Despite years of research, there is still remarkably little known about the processes of galaxy formation and why there is such variety in the structure of different galaxies. Most astronomers suggest that small density fluctuations in the primordial matter led to the formation of many small "pregalactic masses" that were similar to present-day dwarf galaxies, and that collisions and mergers of these galaxies led to the formation of the larger galaxies common in the pres ent universe. As the universe expanded, these merged galaxies grew into the large-scale clusters and voids that now occupy the universe.
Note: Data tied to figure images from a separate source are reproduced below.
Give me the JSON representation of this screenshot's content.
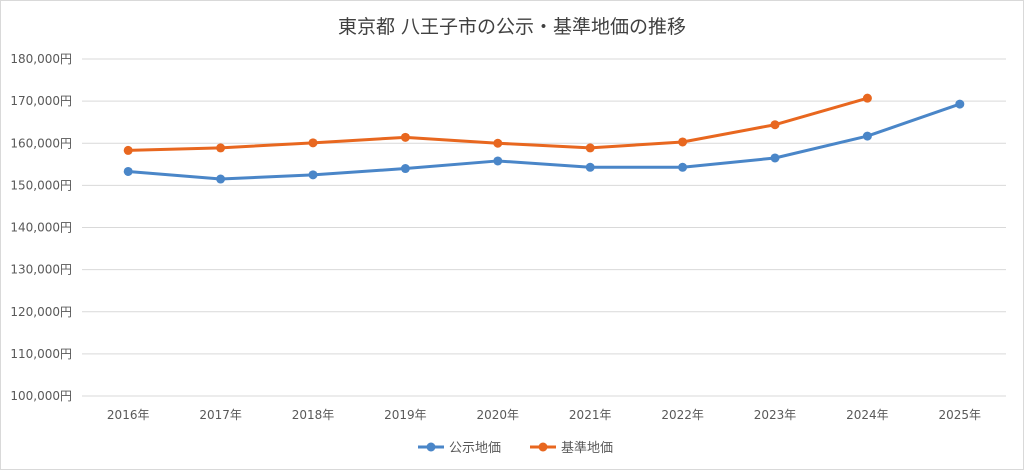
{
  "chart_data": {
    "type": "line",
    "title": "東京都 八王子市の公示・基準地価の推移",
    "xlabel": "",
    "ylabel": "",
    "categories": [
      "2016年",
      "2017年",
      "2018年",
      "2019年",
      "2020年",
      "2021年",
      "2022年",
      "2023年",
      "2024年",
      "2025年"
    ],
    "yticks": [
      "100,000円",
      "110,000円",
      "120,000円",
      "130,000円",
      "140,000円",
      "150,000円",
      "160,000円",
      "170,000円",
      "180,000円"
    ],
    "ylim": [
      100000,
      180000
    ],
    "grid": true,
    "legend_position": "bottom",
    "series": [
      {
        "name": "公示地価",
        "color": "#4a86c8",
        "values": [
          153300,
          151500,
          152500,
          154000,
          155800,
          154300,
          154300,
          156500,
          161700,
          169300
        ]
      },
      {
        "name": "基準地価",
        "color": "#e8671f",
        "values": [
          158300,
          158900,
          160100,
          161400,
          160000,
          158900,
          160300,
          164400,
          170700,
          null
        ]
      }
    ]
  }
}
Much of the evidence for such a history of galaxy formation comes from observations of the most distant objects in the universe, whose light and other electromagnetic radiation that reaches Earth now was generated billions of years ago when the universe was young. It seems that the further back in time one observes, the smaller and less organized individual galaxies appear. Furthermore, there are many examples of galaxies merging, and many stages are observed of irregular galaxies merging to form more complex systems.
Different ideas and models attempt to explain why some galaxies are elliptical, some spiral, and some irregular. This variation may relate to the timing of when the stars in the galaxy formed compared to the galactic formation—if the stars formed early in the galactic evolution, an elliptical galaxy would most likely form, since the gas would be used up, and no central disk would form. In these elliptical galaxies star formation would occur early, and their present state would be dominated by systems with relatively old and cold stars. In contrast, if a lot of gas remained in the galaxy after it formed, then gravity would make this gas tend to collapse into a rotating disk, forming spiral galaxies, with stars able to form throughout the history of these types of galaxies.
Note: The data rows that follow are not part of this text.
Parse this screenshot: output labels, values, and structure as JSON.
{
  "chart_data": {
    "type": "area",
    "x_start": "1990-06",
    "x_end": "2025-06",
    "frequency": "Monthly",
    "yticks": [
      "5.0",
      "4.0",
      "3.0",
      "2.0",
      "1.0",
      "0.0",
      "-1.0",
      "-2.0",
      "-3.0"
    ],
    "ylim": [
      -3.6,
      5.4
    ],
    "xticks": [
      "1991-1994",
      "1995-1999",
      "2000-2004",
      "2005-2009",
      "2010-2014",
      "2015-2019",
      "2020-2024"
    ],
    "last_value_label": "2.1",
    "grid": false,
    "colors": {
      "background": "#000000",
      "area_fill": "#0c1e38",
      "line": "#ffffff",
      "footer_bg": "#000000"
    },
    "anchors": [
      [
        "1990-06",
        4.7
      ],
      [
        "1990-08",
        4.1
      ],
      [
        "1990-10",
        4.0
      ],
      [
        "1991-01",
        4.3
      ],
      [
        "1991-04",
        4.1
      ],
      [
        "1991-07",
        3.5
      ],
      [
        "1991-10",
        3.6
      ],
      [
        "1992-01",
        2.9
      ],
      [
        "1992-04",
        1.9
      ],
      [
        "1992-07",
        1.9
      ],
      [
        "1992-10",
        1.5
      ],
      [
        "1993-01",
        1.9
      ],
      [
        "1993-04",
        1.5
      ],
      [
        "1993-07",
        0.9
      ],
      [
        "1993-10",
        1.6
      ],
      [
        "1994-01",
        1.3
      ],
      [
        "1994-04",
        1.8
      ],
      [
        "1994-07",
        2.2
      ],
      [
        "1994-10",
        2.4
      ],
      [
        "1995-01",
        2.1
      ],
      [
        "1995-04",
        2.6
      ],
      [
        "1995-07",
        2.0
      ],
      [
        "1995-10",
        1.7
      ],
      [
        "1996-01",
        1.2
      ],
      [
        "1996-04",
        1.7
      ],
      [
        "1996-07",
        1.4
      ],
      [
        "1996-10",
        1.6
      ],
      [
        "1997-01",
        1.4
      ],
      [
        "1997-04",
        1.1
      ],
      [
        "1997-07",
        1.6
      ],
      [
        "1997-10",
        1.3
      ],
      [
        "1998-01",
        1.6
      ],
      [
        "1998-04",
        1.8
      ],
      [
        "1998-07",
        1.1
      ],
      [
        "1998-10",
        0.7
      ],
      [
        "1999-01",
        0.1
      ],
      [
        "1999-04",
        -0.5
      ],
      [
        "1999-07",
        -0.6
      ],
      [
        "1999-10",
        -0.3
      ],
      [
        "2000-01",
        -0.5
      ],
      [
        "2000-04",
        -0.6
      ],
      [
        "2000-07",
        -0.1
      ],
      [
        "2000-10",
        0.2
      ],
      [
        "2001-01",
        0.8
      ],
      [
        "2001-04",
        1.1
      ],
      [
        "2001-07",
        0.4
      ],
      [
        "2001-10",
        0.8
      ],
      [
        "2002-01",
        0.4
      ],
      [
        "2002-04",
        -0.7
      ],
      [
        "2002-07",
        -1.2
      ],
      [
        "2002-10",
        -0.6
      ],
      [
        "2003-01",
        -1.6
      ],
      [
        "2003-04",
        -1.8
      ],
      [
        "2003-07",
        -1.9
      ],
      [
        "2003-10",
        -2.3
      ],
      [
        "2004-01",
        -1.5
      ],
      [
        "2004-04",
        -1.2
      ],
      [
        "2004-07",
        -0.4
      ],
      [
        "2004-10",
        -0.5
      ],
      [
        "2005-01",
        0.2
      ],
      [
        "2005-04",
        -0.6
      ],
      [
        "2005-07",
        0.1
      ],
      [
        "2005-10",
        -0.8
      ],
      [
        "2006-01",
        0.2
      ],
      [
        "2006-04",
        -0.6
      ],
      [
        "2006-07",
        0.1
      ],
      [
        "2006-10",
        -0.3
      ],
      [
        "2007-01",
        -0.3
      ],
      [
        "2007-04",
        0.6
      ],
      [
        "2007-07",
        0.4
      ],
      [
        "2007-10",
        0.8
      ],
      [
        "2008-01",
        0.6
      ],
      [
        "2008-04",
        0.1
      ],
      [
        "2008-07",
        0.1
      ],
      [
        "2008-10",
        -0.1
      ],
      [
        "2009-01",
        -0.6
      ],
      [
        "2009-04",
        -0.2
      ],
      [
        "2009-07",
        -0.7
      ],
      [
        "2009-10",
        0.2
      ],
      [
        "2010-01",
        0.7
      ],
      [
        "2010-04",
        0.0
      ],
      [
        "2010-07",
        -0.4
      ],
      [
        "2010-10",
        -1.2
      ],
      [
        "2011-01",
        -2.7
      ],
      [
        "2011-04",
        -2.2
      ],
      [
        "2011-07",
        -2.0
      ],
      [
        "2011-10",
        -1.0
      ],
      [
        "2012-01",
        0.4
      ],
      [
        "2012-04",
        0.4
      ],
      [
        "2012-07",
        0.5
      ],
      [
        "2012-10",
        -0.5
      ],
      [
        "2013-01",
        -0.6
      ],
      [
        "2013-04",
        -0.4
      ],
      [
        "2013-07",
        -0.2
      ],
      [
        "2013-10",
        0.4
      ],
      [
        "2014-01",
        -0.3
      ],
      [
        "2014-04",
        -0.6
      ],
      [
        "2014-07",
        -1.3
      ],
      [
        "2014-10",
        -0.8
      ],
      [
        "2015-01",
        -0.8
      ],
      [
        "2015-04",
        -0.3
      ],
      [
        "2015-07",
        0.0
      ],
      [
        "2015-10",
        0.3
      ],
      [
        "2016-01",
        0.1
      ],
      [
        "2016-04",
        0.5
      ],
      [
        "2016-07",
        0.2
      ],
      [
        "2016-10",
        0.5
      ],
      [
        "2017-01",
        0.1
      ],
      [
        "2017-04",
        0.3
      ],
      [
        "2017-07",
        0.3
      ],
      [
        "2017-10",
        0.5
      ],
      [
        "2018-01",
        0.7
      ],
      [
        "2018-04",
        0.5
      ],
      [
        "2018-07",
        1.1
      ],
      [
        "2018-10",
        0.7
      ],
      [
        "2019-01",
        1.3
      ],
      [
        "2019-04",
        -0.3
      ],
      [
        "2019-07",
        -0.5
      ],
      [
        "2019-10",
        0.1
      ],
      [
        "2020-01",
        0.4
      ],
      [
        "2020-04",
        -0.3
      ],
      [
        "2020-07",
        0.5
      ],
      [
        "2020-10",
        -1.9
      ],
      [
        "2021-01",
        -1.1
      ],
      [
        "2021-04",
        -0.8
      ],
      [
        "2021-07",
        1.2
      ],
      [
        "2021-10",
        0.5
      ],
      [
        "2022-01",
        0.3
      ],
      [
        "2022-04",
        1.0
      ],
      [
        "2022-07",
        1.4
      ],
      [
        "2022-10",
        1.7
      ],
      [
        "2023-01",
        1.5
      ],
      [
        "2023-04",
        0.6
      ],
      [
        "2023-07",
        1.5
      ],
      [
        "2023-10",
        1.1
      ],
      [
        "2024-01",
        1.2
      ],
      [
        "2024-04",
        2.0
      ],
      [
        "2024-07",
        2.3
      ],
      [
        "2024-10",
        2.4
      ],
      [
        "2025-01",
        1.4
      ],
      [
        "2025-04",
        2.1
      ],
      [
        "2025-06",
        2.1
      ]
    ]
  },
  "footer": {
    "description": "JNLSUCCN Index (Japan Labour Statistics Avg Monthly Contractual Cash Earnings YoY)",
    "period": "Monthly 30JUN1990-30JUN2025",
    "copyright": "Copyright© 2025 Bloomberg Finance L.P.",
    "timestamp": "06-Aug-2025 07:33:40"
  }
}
The reason why some galaxies may have early star formation and form ellipticals, whereas others have late star formation and form spirals, is still not clearly known. But it is known that spiral galaxies are comparatively rare in parts of the universe that have high galactic density, perhaps because collisions between galaxies are more common in areas of high galactic density, and collisions tend to destroy the spiral arm structures of these galaxies. Observations and computer models suggest that collisions between galaxies tend to leave new galaxies that have elliptical characteristics, and these collisions eject large amounts of gas into intergalactic space. Also observations of deep space show that ellipticals were more common earlier in the universe, and are becoming less common with time, suggesting that collisions may be destroying their spiral structure with time.
Although many galaxies formed early in the history of the universe, many are still forming or being extensively modified through collisions and other interactions that are ongoing in the present-day universe. As galaxies interact, their halos of dark matter first interact and may be transferred from one (relatively smaller) galaxy to another, then the galaxies may spin in toward each other and merge, typically with the larger galaxy absorbing (or cannibalizing) the smaller. other computer models of interactions between galaxies show that it is possible for galaxies to come close but not merge, and one possible outcome of these types of interactions is the formation of spiral arms in one galaxy, where none existed before. other interactions between galaxies produce sudden bursts of new star formation in the affected galaxies, showing that galaxy and stellar formation is an ongoing process in the universe.